Teresa of Avila – Mystic or Reformer?

Bernini's "Ecstasy of Teresa." Photo: Nina Aldin Thune, flickr

Bernini’s “Ecstasy of Teresa.” Photo: Nina Aldin Thune, flickr

Teresa of Avila gets a bad rap these days, for many people picture her in a state of rapture or levitating. Bernini’s statue in Rome, “The Ecstasy of Teresa,” beautiful though it is, reinforces that view. But visions, ecstasies, and locutions (her word for hearing God) make up only part of Teresa’s spiritual life and shouldn’t be the main focus, for they should act as markers or pointers to the transformation of her soul.

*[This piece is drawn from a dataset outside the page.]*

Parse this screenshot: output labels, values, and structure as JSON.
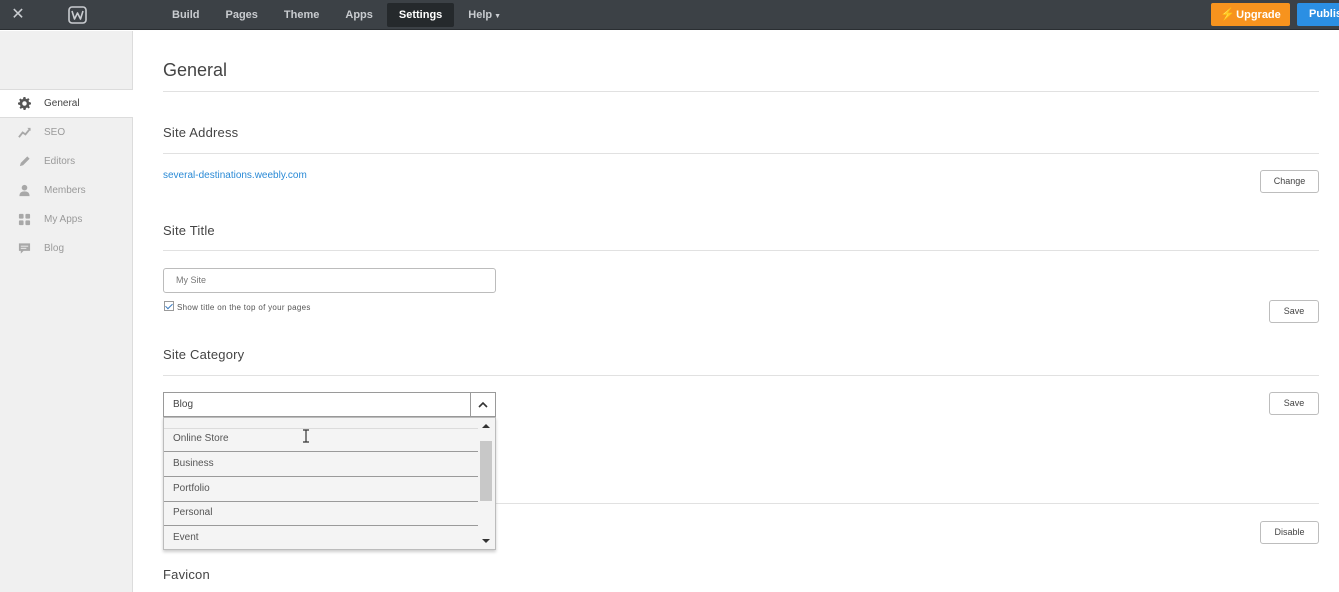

After all, her highest state of union, which she describes in the seventh mansions in The Interior Castle, considered her greatest work, is not rapture but spiritual marriage with the Trinity. She senses in an intellectual vision this union, with each member of the Trinity playing its own role, and her as the beloved. The “favors,” which is what Teresa called the divine revelations of visions and ecstasies, therefore empower the soul to live like Christ, empowered to go out and do good works. Plenty of which Teresa did.

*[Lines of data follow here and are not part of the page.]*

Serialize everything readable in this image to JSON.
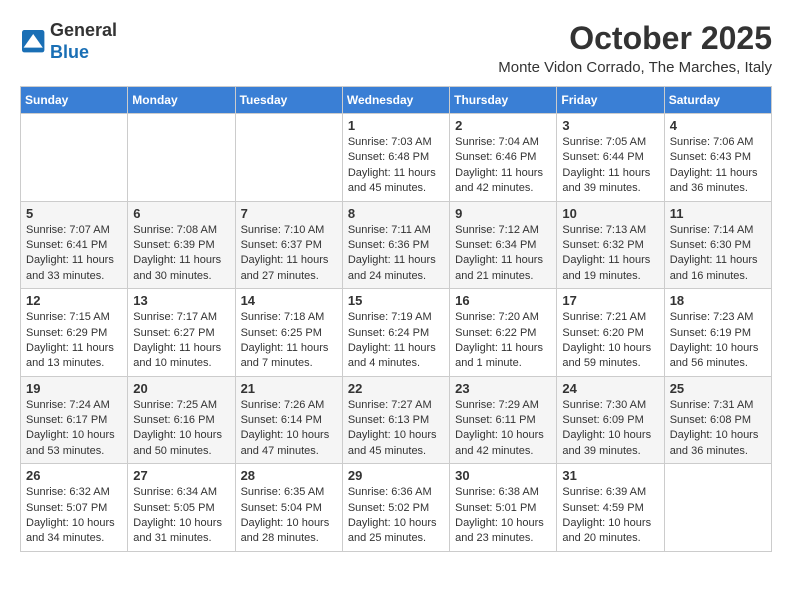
{
  "header": {
    "logo_line1": "General",
    "logo_line2": "Blue",
    "month_title": "October 2025",
    "location": "Monte Vidon Corrado, The Marches, Italy"
  },
  "weekdays": [
    "Sunday",
    "Monday",
    "Tuesday",
    "Wednesday",
    "Thursday",
    "Friday",
    "Saturday"
  ],
  "weeks": [
    [
      {
        "day": "",
        "sunrise": "",
        "sunset": "",
        "daylight": ""
      },
      {
        "day": "",
        "sunrise": "",
        "sunset": "",
        "daylight": ""
      },
      {
        "day": "",
        "sunrise": "",
        "sunset": "",
        "daylight": ""
      },
      {
        "day": "1",
        "sunrise": "Sunrise: 7:03 AM",
        "sunset": "Sunset: 6:48 PM",
        "daylight": "Daylight: 11 hours and 45 minutes."
      },
      {
        "day": "2",
        "sunrise": "Sunrise: 7:04 AM",
        "sunset": "Sunset: 6:46 PM",
        "daylight": "Daylight: 11 hours and 42 minutes."
      },
      {
        "day": "3",
        "sunrise": "Sunrise: 7:05 AM",
        "sunset": "Sunset: 6:44 PM",
        "daylight": "Daylight: 11 hours and 39 minutes."
      },
      {
        "day": "4",
        "sunrise": "Sunrise: 7:06 AM",
        "sunset": "Sunset: 6:43 PM",
        "daylight": "Daylight: 11 hours and 36 minutes."
      }
    ],
    [
      {
        "day": "5",
        "sunrise": "Sunrise: 7:07 AM",
        "sunset": "Sunset: 6:41 PM",
        "daylight": "Daylight: 11 hours and 33 minutes."
      },
      {
        "day": "6",
        "sunrise": "Sunrise: 7:08 AM",
        "sunset": "Sunset: 6:39 PM",
        "daylight": "Daylight: 11 hours and 30 minutes."
      },
      {
        "day": "7",
        "sunrise": "Sunrise: 7:10 AM",
        "sunset": "Sunset: 6:37 PM",
        "daylight": "Daylight: 11 hours and 27 minutes."
      },
      {
        "day": "8",
        "sunrise": "Sunrise: 7:11 AM",
        "sunset": "Sunset: 6:36 PM",
        "daylight": "Daylight: 11 hours and 24 minutes."
      },
      {
        "day": "9",
        "sunrise": "Sunrise: 7:12 AM",
        "sunset": "Sunset: 6:34 PM",
        "daylight": "Daylight: 11 hours and 21 minutes."
      },
      {
        "day": "10",
        "sunrise": "Sunrise: 7:13 AM",
        "sunset": "Sunset: 6:32 PM",
        "daylight": "Daylight: 11 hours and 19 minutes."
      },
      {
        "day": "11",
        "sunrise": "Sunrise: 7:14 AM",
        "sunset": "Sunset: 6:30 PM",
        "daylight": "Daylight: 11 hours and 16 minutes."
      }
    ],
    [
      {
        "day": "12",
        "sunrise": "Sunrise: 7:15 AM",
        "sunset": "Sunset: 6:29 PM",
        "daylight": "Daylight: 11 hours and 13 minutes."
      },
      {
        "day": "13",
        "sunrise": "Sunrise: 7:17 AM",
        "sunset": "Sunset: 6:27 PM",
        "daylight": "Daylight: 11 hours and 10 minutes."
      },
      {
        "day": "14",
        "sunrise": "Sunrise: 7:18 AM",
        "sunset": "Sunset: 6:25 PM",
        "daylight": "Daylight: 11 hours and 7 minutes."
      },
      {
        "day": "15",
        "sunrise": "Sunrise: 7:19 AM",
        "sunset": "Sunset: 6:24 PM",
        "daylight": "Daylight: 11 hours and 4 minutes."
      },
      {
        "day": "16",
        "sunrise": "Sunrise: 7:20 AM",
        "sunset": "Sunset: 6:22 PM",
        "daylight": "Daylight: 11 hours and 1 minute."
      },
      {
        "day": "17",
        "sunrise": "Sunrise: 7:21 AM",
        "sunset": "Sunset: 6:20 PM",
        "daylight": "Daylight: 10 hours and 59 minutes."
      },
      {
        "day": "18",
        "sunrise": "Sunrise: 7:23 AM",
        "sunset": "Sunset: 6:19 PM",
        "daylight": "Daylight: 10 hours and 56 minutes."
      }
    ],
    [
      {
        "day": "19",
        "sunrise": "Sunrise: 7:24 AM",
        "sunset": "Sunset: 6:17 PM",
        "daylight": "Daylight: 10 hours and 53 minutes."
      },
      {
        "day": "20",
        "sunrise": "Sunrise: 7:25 AM",
        "sunset": "Sunset: 6:16 PM",
        "daylight": "Daylight: 10 hours and 50 minutes."
      },
      {
        "day": "21",
        "sunrise": "Sunrise: 7:26 AM",
        "sunset": "Sunset: 6:14 PM",
        "daylight": "Daylight: 10 hours and 47 minutes."
      },
      {
        "day": "22",
        "sunrise": "Sunrise: 7:27 AM",
        "sunset": "Sunset: 6:13 PM",
        "daylight": "Daylight: 10 hours and 45 minutes."
      },
      {
        "day": "23",
        "sunrise": "Sunrise: 7:29 AM",
        "sunset": "Sunset: 6:11 PM",
        "daylight": "Daylight: 10 hours and 42 minutes."
      },
      {
        "day": "24",
        "sunrise": "Sunrise: 7:30 AM",
        "sunset": "Sunset: 6:09 PM",
        "daylight": "Daylight: 10 hours and 39 minutes."
      },
      {
        "day": "25",
        "sunrise": "Sunrise: 7:31 AM",
        "sunset": "Sunset: 6:08 PM",
        "daylight": "Daylight: 10 hours and 36 minutes."
      }
    ],
    [
      {
        "day": "26",
        "sunrise": "Sunrise: 6:32 AM",
        "sunset": "Sunset: 5:07 PM",
        "daylight": "Daylight: 10 hours and 34 minutes."
      },
      {
        "day": "27",
        "sunrise": "Sunrise: 6:34 AM",
        "sunset": "Sunset: 5:05 PM",
        "daylight": "Daylight: 10 hours and 31 minutes."
      },
      {
        "day": "28",
        "sunrise": "Sunrise: 6:35 AM",
        "sunset": "Sunset: 5:04 PM",
        "daylight": "Daylight: 10 hours and 28 minutes."
      },
      {
        "day": "29",
        "sunrise": "Sunrise: 6:36 AM",
        "sunset": "Sunset: 5:02 PM",
        "daylight": "Daylight: 10 hours and 25 minutes."
      },
      {
        "day": "30",
        "sunrise": "Sunrise: 6:38 AM",
        "sunset": "Sunset: 5:01 PM",
        "daylight": "Daylight: 10 hours and 23 minutes."
      },
      {
        "day": "31",
        "sunrise": "Sunrise: 6:39 AM",
        "sunset": "Sunset: 4:59 PM",
        "daylight": "Daylight: 10 hours and 20 minutes."
      },
      {
        "day": "",
        "sunrise": "",
        "sunset": "",
        "daylight": ""
      }
    ]
  ]
}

She was deeply concerned for reform within the Carmelites, and set up the Discalced (or Barefoot) Carmelites in the response to the excesses she discerned – social hierarchies in the convents, gossip, wealth… She wanted them to return to the values of simplicity and poverty, and to empower her sisters she wanted to teach them mental prayer (in contrast to vocal prayer, which would be practiced in community). Later she convinced John of the Cross to join the movement (she was thirty years his senior, but for a time he became her confessor).

But this was the time of the Inquisition in Spain (the sixteenth century), for King Ferdinand and Queen Isabella had sought the unity of the country through the Catholic faith. Therefore anyone who didn’t convert – Muslims and Jewish people – were exiled, and those who did convert were assessed as to the purity of their beliefs. The Inquisition viewed mental prayer as dangerous and undermining the institutional church, and writing that promoted it was taken away to be considered and perhaps banned. Teresa’s own copy of The Book of Her Life, her autobiography, was taken and never returned to her. She wanted to teach her fellow nuns so her confessor encouraged her to write new works, which resulted in several books including The Interior Castle.

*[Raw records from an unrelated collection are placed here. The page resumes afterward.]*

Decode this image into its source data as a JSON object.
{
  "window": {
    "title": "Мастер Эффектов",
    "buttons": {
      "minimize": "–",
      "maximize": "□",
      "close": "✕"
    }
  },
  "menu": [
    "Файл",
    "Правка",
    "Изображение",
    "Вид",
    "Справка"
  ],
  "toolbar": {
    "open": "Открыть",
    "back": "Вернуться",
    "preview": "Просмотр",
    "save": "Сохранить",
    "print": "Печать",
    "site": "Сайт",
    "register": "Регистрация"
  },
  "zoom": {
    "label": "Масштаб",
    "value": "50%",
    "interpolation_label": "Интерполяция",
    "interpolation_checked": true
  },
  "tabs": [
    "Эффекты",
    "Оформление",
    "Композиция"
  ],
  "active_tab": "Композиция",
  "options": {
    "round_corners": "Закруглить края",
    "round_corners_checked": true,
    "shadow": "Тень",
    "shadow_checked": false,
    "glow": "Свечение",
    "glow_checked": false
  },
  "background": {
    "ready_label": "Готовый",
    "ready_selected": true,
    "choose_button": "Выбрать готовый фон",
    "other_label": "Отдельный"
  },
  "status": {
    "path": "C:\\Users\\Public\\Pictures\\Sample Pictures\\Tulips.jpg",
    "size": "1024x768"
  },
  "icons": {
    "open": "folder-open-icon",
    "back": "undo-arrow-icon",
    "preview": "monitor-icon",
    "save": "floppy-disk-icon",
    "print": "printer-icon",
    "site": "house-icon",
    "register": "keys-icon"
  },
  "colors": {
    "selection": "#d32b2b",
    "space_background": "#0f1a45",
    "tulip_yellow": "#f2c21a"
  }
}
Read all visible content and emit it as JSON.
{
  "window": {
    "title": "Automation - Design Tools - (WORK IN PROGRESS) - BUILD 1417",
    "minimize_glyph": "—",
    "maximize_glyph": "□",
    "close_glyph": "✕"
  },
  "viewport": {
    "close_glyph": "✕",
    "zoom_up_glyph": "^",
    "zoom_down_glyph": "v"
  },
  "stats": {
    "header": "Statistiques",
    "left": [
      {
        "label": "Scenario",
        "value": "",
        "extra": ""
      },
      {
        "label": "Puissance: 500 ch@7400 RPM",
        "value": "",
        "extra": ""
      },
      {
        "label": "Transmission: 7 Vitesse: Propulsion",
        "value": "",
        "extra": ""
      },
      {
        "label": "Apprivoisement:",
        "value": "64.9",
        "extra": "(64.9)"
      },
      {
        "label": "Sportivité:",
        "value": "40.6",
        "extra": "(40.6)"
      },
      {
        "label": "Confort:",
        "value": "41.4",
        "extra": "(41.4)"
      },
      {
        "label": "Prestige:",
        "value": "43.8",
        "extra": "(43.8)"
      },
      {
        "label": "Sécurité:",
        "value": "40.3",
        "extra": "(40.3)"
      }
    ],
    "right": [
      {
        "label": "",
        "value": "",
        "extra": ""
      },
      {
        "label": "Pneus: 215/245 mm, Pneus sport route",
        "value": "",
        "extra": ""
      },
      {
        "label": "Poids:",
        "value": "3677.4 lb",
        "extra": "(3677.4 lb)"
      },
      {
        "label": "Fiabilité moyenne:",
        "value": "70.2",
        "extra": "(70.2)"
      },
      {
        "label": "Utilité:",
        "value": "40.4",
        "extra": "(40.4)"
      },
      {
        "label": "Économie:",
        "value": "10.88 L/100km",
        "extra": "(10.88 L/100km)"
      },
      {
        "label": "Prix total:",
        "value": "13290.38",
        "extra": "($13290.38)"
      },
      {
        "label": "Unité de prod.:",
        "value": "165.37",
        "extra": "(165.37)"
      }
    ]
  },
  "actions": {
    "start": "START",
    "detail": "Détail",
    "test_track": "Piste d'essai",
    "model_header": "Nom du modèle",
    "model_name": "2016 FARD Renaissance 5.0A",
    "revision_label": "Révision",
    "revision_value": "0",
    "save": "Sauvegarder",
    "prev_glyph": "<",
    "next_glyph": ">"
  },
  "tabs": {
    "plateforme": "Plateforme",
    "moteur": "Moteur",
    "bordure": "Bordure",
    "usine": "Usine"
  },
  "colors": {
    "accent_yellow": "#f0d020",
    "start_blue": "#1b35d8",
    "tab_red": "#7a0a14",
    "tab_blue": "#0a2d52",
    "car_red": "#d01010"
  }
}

Her work as a reformer included a keen desire that the nuns under her care would be transformed through union with the triune God through prayer. The journey of love she recounts in The Interior Castle is one of journeying ever closer to God’s heart. May we too live in the mansions God has prepared for us, dwelling with him and enjoying his love.

This blog post comes from thinking I’ve been doing for an essay for the “History of Christian Mysticism to the Reformation” course I’m taking at Heythrop College, University of London. This term I’ve read some amazing and mind-boggling thoughts from people such as Augustine, Origen, Bernard of Clairvaux, Hadewijch, and Teresa and John of the Cross. It’s been fun, intense, hard, and stretching.